Aerospace will be the next bull market, Cramer told viewers on Thursday, and Boeing could lead the group higher.
How can he make such a bold claim? Well, he predicted that Boeing’s long-awaited – more like much-delayed – 787 airplane finally will be released before the Paris Air Show on June 16. Cramer called Paris the industry’s “biggest fashion show on earth,” and he expects Boeing’s stock to move as a result.
That’s not all, though. Cramer also thinks at least one of the analysts that so vehemently hate this stock – see above 787 delays and fear of defense-budget cuts for reasons why – will change their call before the air show. Right now, there are five buys, 13 holds and three sells on BA. Just one change in position – and that level of disinterest is just begging for an upgrade – should be enough to bump up the stock.
Airbus also has a new plane coming out, but Cramer is betting Boeing will sell more. Why? The weak US dollar. Foreign firms get more bang for their buck when they buy American because euros and yen go farther here. So instead of buyers choosing between interchangeable commodities, they will get more value from Boeing because its planes are cheaper.
Maybe you’re wondering how this translates into a sectorwide rally?

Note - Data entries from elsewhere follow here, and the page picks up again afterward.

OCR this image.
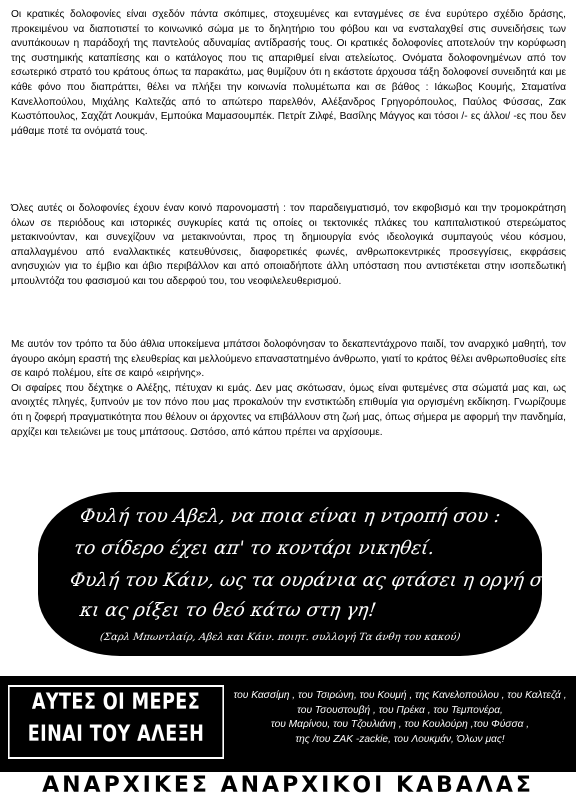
Οι κρατικές δολοφονίες είναι σχεδόν πάντα σκόπιμες, στοχευμένες και ενταγμένες σε ένα ευρύτερο σχέδιο δράσης, προκειμένου να διαποτιστεί το κοινωνικό σώμα με το δηλητήριο του φόβου και να ενσταλαχθεί στις συνειδήσεις των ανυπάκουων η παράδοχή της παντελούς αδυναμίας αντίδρασής τους. Οι κρατικές δολοφονίες αποτελούν την κορύφωση της συστημικής καταπίεσης και ο κατάλογος που τις απαριθμεί είναι ατελείωτος. Ονόματα δολοφονημένων από τον εσωτερικό στρατό του κράτους όπως τα παρακάτω, μας θυμίζουν ότι η εκάστοτε άρχουσα τάξη δολοφονεί συνειδητά και με κάθε φόνο που διαπράττει, θέλει να πλήξει την κοινωνία πολυμέτωπα και σε βάθος : Ιάκωβος Κουμής, Σταματίνα Κανελλοπούλου, Μιχάλης Καλτεζάς από το απώτερο παρελθόν, Αλέξανδρος Γρηγορόπουλος, Παύλος Φύσσας, Ζακ Κωστόπουλος, Σαχζάτ Λουκμάν, Εμπούκα Μαμασουμπέκ. Πετρίτ Ζιλφέ, Βασίλης Μάγγος και τόσοι /- ες άλλοι/ -ες που δεν μάθαμε ποτέ τα ονόματά τους.

Όλες αυτές οι δολοφονίες έχουν έναν κοινό παρονομαστή : τον παραδειγματισμό, τον εκφοβισμό και την τρομοκράτηση όλων σε περιόδους και ιστορικές συγκυρίες κατά τις οποίες οι τεκτονικές πλάκες του καπιταλιστικού στερεώματος μετακινούνταν, και συνεχίζουν να μετακινούνται, προς τη δημιουργία ενός ιδεολογικά συμπαγούς νέου κόσμου, απαλλαγμένου από εναλλακτικές κατευθύνσεις, διαφορετικές φωνές, ανθρωποκεντρικές προσεγγίσεις, εκφράσεις ανησυχιών για το έμβιο και άβιο περιβάλλον και από οποιαδήποτε άλλη υπόσταση που αντιστέκεται στην ισοπεδωτική μπουλντόζα του φασισμού και του αδερφού του, του νεοφιλελευθερισμού.

Με αυτόν τον τρόπο τα δύο άθλια υποκείμενα μπάτσοι δολοφόνησαν το δεκαπεντάχρονο παιδί, τον αναρχικό μαθητή, τον άγουρο ακόμη εραστή της ελευθερίας και μελλούμενο επαναστατημένο άνθρωπο, γιατί το κράτος θέλει ανθρωποθυσίες είτε σε καιρό πολέμου, είτε σε καιρό «ειρήνης».
Οι σφαίρες που δέχτηκε ο Αλέξης, πέτυχαν κι εμάς. Δεν μας σκότωσαν, όμως είναι φυτεμένες στα σώματά μας και, ως ανοιχτές πληγές, ξυπνούν με τον πόνο που μας προκαλούν την ενστικτώδη επιθυμία για οργισμένη εκδίκηση. Γνωρίζουμε ότι η ζοφερή πραγματικότητα που θέλουν οι άρχοντες να επιβάλλουν στη ζωή μας, όπως σήμερα με αφορμή την πανδημία, αρχίζει και τελειώνει με τους μπάτσους. Ωστόσο, από κάπου πρέπει να αρχίσουμε.

Φυλή του Αβελ, να ποια είναι η ντροπή σου :
το σίδερο έχει απ' το κοντάρι νικηθεί.
Φυλή του Κάιν, ως τα ουράνια ας φτάσει η οργή σου
κι ας ρίξει το θεό κάτω στη γη!
(Σαρλ Μπωντλαίρ, Αβελ και Κάιν. ποιητ. συλλογή Τα άνθη του κακού)
ΑΥΤΕΣ ΟΙ ΜΕΡΕΣ
ΕΙΝΑΙ ΤΟΥ ΑΛΕΞΗ
του Κασσίμη , του Τσιρώνη, του Κουμή , της Κανελοπούλου , του Καλτεζά ,
του Τσουστουβή , του Πρέκα , του Τεμπονέρα,
του Μαρίνου, του Τζουλιάνη , του Κουλούρη ,του Φύσσα ,
της /του ZAK -zackie, του Λουκμάν, Όλων μας!
ΑΝΑΡΧΙΚΕΣ ΑΝΑΡΧΙΚΟΙ ΚΑΒΑΛΑΣ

Boeing doesn’t make every plane part itself. Allegheny Tech makes the titanium skin. Alcoa makes the fasteners. United Technologies makes the jet engines and their components. Many companies are involved in the complete assembly of an aircraft, and almost all of them benefit when Boeing is doing well. Best of all, aerospace rallies tend to last for multiple years, Cramer said. Sure, there will be pullbacks, but overall the group will trend higher.

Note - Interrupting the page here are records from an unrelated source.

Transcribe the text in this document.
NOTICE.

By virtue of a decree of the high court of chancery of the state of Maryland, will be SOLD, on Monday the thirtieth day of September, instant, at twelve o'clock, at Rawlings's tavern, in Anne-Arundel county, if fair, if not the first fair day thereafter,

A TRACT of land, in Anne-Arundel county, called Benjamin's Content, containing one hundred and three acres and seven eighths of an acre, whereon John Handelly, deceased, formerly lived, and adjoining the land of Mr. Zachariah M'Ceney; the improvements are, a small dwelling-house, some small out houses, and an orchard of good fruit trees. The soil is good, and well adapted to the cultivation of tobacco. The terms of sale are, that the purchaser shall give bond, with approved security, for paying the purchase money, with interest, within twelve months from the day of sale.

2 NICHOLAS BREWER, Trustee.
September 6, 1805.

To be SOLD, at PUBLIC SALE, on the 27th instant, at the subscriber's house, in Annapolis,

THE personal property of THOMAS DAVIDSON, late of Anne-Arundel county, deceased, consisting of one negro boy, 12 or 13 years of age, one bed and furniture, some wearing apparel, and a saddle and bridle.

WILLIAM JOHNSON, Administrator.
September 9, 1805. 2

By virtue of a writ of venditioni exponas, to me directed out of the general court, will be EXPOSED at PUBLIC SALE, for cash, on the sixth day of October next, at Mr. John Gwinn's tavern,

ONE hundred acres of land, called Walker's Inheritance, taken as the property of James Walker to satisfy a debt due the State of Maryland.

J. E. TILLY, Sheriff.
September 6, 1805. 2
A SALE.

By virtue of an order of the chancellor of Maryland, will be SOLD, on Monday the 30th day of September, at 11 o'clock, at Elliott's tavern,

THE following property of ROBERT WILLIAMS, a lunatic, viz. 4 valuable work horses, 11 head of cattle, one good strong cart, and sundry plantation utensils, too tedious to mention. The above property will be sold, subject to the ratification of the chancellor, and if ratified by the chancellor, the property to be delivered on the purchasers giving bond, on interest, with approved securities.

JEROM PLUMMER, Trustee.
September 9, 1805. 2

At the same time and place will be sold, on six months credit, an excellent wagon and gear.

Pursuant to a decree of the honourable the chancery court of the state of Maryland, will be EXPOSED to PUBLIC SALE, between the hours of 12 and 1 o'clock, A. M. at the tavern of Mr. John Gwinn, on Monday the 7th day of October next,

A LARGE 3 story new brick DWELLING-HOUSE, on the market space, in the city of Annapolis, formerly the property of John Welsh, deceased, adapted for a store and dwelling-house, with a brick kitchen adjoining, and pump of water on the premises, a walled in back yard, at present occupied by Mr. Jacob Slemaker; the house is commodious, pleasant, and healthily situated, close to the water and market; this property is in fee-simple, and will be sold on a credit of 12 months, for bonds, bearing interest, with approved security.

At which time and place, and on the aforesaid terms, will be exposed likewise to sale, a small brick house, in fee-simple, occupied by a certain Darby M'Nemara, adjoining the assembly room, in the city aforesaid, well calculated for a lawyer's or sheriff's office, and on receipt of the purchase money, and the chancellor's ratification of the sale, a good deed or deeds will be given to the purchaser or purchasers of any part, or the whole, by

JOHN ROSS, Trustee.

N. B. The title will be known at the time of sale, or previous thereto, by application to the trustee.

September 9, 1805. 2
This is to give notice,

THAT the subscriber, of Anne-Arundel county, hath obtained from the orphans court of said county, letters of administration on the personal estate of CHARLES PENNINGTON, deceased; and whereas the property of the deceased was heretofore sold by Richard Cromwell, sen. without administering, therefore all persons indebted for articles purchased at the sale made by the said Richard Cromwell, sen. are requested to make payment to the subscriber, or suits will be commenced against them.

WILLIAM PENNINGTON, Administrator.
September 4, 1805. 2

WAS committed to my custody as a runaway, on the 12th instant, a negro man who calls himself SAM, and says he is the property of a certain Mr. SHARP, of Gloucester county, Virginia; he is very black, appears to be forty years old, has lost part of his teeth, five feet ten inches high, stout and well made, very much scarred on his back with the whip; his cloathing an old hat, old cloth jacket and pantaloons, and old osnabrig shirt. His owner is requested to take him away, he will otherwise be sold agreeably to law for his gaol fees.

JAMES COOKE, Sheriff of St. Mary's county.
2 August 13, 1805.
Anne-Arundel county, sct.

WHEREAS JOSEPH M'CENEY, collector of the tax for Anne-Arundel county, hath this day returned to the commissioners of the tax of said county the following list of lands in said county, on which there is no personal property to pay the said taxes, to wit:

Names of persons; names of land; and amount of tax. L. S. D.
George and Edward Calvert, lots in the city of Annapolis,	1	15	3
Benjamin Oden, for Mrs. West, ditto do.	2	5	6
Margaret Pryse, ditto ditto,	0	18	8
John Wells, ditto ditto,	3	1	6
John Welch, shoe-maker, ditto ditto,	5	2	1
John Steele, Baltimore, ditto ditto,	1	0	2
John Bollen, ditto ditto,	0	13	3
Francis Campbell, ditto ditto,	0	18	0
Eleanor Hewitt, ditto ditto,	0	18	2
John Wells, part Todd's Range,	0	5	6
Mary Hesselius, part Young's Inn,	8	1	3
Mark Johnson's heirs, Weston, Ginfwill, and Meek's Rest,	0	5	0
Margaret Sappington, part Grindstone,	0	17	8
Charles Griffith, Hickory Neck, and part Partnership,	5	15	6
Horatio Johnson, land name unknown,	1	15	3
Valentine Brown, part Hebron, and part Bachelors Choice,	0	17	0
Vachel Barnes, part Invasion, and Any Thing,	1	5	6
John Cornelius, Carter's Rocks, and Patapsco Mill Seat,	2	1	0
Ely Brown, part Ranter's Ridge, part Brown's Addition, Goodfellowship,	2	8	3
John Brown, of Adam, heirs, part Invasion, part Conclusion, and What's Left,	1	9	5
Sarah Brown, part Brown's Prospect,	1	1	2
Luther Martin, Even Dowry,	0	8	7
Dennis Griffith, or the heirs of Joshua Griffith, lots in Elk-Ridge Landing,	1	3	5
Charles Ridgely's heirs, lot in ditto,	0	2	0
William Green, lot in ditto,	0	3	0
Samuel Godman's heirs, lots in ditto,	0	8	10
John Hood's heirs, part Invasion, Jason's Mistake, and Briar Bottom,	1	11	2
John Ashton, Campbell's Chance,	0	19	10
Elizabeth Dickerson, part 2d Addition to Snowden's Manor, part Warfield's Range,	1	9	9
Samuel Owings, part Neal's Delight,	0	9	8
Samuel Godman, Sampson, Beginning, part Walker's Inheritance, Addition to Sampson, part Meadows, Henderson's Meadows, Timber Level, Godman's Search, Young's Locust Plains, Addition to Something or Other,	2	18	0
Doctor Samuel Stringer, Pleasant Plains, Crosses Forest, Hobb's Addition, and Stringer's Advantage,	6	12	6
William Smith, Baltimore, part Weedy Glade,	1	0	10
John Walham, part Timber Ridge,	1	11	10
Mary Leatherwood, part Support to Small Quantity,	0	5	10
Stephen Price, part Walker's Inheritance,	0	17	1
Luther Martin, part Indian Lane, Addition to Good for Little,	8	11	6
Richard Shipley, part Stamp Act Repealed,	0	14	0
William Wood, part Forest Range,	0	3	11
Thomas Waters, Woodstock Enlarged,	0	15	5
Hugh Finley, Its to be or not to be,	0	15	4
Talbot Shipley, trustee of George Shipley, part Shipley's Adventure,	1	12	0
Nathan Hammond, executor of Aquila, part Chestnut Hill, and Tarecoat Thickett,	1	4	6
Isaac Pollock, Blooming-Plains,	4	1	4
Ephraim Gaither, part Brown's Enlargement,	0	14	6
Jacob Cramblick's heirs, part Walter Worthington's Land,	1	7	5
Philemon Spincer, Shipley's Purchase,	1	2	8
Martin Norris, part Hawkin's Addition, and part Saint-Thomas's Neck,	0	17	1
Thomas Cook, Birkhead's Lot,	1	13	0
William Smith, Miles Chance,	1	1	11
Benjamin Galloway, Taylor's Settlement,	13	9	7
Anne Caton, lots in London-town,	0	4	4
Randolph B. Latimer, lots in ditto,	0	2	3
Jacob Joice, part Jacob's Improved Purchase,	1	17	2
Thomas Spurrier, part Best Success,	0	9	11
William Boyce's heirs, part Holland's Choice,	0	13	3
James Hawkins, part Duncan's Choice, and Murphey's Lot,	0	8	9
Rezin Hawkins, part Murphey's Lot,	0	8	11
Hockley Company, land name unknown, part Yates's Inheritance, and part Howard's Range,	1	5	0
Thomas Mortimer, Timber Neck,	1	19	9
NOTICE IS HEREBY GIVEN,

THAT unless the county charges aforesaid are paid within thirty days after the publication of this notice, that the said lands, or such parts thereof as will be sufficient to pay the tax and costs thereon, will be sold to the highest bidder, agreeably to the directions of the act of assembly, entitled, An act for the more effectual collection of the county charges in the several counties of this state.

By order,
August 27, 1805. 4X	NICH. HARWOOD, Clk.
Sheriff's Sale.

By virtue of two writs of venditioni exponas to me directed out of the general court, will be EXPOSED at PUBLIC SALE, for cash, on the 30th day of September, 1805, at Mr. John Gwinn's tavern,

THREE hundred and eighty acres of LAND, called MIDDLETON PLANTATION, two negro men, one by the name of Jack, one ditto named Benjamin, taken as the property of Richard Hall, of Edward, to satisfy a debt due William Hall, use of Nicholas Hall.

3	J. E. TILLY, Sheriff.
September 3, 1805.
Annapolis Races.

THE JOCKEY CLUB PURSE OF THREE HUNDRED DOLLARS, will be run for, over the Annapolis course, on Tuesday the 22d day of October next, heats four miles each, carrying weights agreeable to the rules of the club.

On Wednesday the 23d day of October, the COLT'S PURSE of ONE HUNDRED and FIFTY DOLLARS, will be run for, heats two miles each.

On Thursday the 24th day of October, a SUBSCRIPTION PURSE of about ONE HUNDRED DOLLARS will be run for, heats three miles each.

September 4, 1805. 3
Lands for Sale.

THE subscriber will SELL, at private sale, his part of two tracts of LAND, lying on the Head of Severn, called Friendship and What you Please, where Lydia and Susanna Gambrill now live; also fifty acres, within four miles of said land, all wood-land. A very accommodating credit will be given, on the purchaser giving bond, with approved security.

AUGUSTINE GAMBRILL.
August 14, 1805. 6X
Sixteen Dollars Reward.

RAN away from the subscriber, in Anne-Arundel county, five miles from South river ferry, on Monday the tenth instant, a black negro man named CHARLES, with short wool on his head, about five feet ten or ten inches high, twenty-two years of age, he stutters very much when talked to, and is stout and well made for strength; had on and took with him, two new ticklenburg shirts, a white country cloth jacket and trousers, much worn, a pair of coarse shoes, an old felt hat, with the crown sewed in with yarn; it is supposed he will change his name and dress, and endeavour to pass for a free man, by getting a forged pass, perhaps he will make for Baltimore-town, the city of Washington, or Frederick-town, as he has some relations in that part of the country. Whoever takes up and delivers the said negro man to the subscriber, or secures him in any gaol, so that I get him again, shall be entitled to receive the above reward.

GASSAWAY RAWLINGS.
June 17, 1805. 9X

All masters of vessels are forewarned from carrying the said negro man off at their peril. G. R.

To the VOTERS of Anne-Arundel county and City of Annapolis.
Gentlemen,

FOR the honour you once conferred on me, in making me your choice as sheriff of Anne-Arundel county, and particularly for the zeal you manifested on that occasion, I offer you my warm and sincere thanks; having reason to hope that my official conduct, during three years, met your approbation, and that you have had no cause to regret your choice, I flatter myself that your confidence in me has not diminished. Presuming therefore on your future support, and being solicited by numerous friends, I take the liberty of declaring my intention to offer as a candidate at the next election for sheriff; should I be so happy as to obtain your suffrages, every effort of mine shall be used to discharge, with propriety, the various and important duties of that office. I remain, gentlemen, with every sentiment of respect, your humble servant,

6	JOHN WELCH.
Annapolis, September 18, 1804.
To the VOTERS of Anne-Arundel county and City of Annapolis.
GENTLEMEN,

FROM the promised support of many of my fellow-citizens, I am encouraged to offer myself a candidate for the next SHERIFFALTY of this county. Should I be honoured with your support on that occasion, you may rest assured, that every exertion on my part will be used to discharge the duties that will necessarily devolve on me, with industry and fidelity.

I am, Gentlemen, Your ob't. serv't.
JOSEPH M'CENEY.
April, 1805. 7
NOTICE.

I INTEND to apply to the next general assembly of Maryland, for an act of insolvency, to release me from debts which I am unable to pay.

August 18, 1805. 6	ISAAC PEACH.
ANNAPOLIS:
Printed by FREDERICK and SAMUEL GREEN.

Boeing generates a significant amount of cash, has a good balance sheet and pays out a decent 3.3% yield. Investors may have missed the bottom, but this $50 stock was $78 last year. Also, the earnings estimates are too low, Cramer said, and any number of catalysts will propel the share price upward. He recommended buying BA right now and then picking and choosing from the company's suppliers.